The fact the values in Tcl (the value Tcl_Obj referenced by variable v) is transmogrified into different internal representations (e.g., different bytearrays without you noticing) with or without an external (string) representation, this is at the heart of Tcl.

Some of the surprise will go away when using [encoding convertto] as shown below because it will take care of not touching any shared value:

set v "\u2600"; # ☀
::xowiki::write_file /tmp/sun [encoding convertto utf-8 $v]
ns_return 200 text/plain $v
The value being written out to the file will distinct from the one ending up in ns_return. As I said, one must follow the protocol.
Collapse
12: Re: Ain’t No ☀shine (response to 10)
Posted by Michael Aram on
Thank you, Stefan, for your extensive clarifications. Your approach might be the correct way to deal with this kind of stuff when programming in plain Tcl, and maybe as well in special cases when implementing NaviServer/OpenACS applications. However, in the typical case of development "inside the framework (NaviServer/OpenACS/XO* Packages)", there is usually no need to convert values from or to UTF-8. The framework deals already with this, so most attempts to "convert" something result in over-converting something.

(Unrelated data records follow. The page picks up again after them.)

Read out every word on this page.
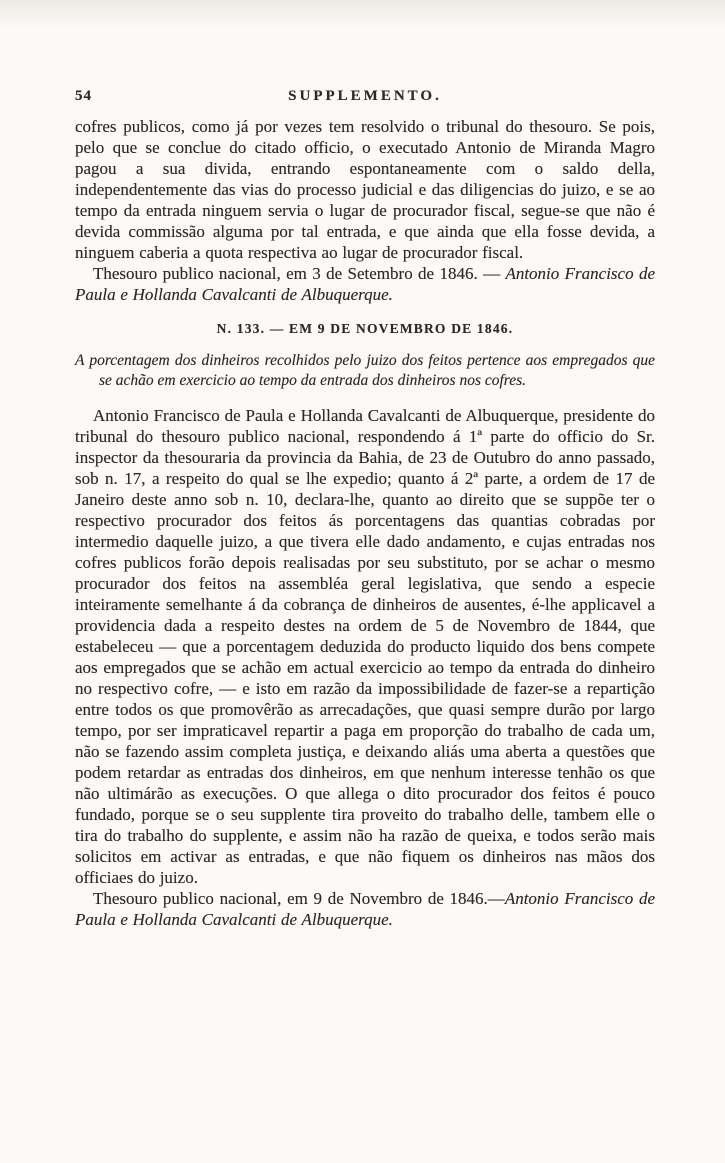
54	SUPPLEMENTO.

cofres publicos, como já por vezes tem resolvido o tribunal do thesouro. Se pois, pelo que se conclue do citado officio, o executado Antonio de Miranda Magro pagou a sua divida, entrando espontaneamente com o saldo della, independentemente das vias do processo judicial e das diligencias do juizo, e se ao tempo da entrada ninguem servia o lugar de procurador fiscal, segue-se que não é devida commissão alguma por tal entrada, e que ainda que ella fosse devida, a ninguem caberia a quota respectiva ao lugar de procurador fiscal.

Thesouro publico nacional, em 3 de Setembro de 1846. — Antonio Francisco de Paula e Hollanda Cavalcanti de Albuquerque.

N. 133. — EM 9 DE NOVEMBRO DE 1846.

A porcentagem dos dinheiros recolhidos pelo juizo dos feitos pertence aos empregados que se achão em exercicio ao tempo da entrada dos dinheiros nos cofres.

Antonio Francisco de Paula e Hollanda Cavalcanti de Albuquerque, presidente do tribunal do thesouro publico nacional, respondendo á 1ª parte do officio do Sr. inspector da thesouraria da provincia da Bahia, de 23 de Outubro do anno passado, sob n. 17, a respeito do qual se lhe expedio; quanto á 2ª parte, a ordem de 17 de Janeiro deste anno sob n. 10, declara-lhe, quanto ao direito que se suppõe ter o respectivo procurador dos feitos ás porcentagens das quantias cobradas por intermedio daquelle juizo, a que tivera elle dado andamento, e cujas entradas nos cofres publicos forão depois realisadas por seu substituto, por se achar o mesmo procurador dos feitos na assembléa geral legislativa, que sendo a especie inteiramente semelhante á da cobrança de dinheiros de ausentes, é-lhe applicavel a providencia dada a respeito destes na ordem de 5 de Novembro de 1844, que estabeleceu — que a porcentagem deduzida do producto liquido dos bens compete aos empregados que se achão em actual exercicio ao tempo da entrada do dinheiro no respectivo cofre, — e isto em razão da impossibilidade de fazer-se a repartição entre todos os que promovêrão as arrecadações, que quasi sempre durão por largo tempo, por ser impraticavel repartir a paga em proporção do trabalho de cada um, não se fazendo assim completa justiça, e deixando aliás uma aberta a questões que podem retardar as entradas dos dinheiros, em que nenhum interesse tenhão os que não ultimárão as execuções. O que allega o dito procurador dos feitos é pouco fundado, porque se o seu supplente tira proveito do trabalho delle, tambem elle o tira do trabalho do supplente, e assim não ha razão de queixa, e todos serão mais solicitos em activar as entradas, e que não fiquem os dinheiros nas mãos dos officiaes do juizo.

Thesouro publico nacional, em 9 de Novembro de 1846.—Antonio Francisco de Paula e Hollanda Cavalcanti de Albuquerque.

Actually, the developer who faced this bug in the first place, tried to fix the problem using "convert", and even thought she had fixed it (using [encoding convertfrom [ns_conn encoding] $result]). However, this "fixed" the problem only for German umlauts, not for the three-byte sun (which was not part of the initially observed problem).

During code review I saw this "conversion-based fix" and immediately had the suspicion that there must be something wrong at some other place. Now that we have found the bug, or at least a solution within the framework, everything is fine! Thank you!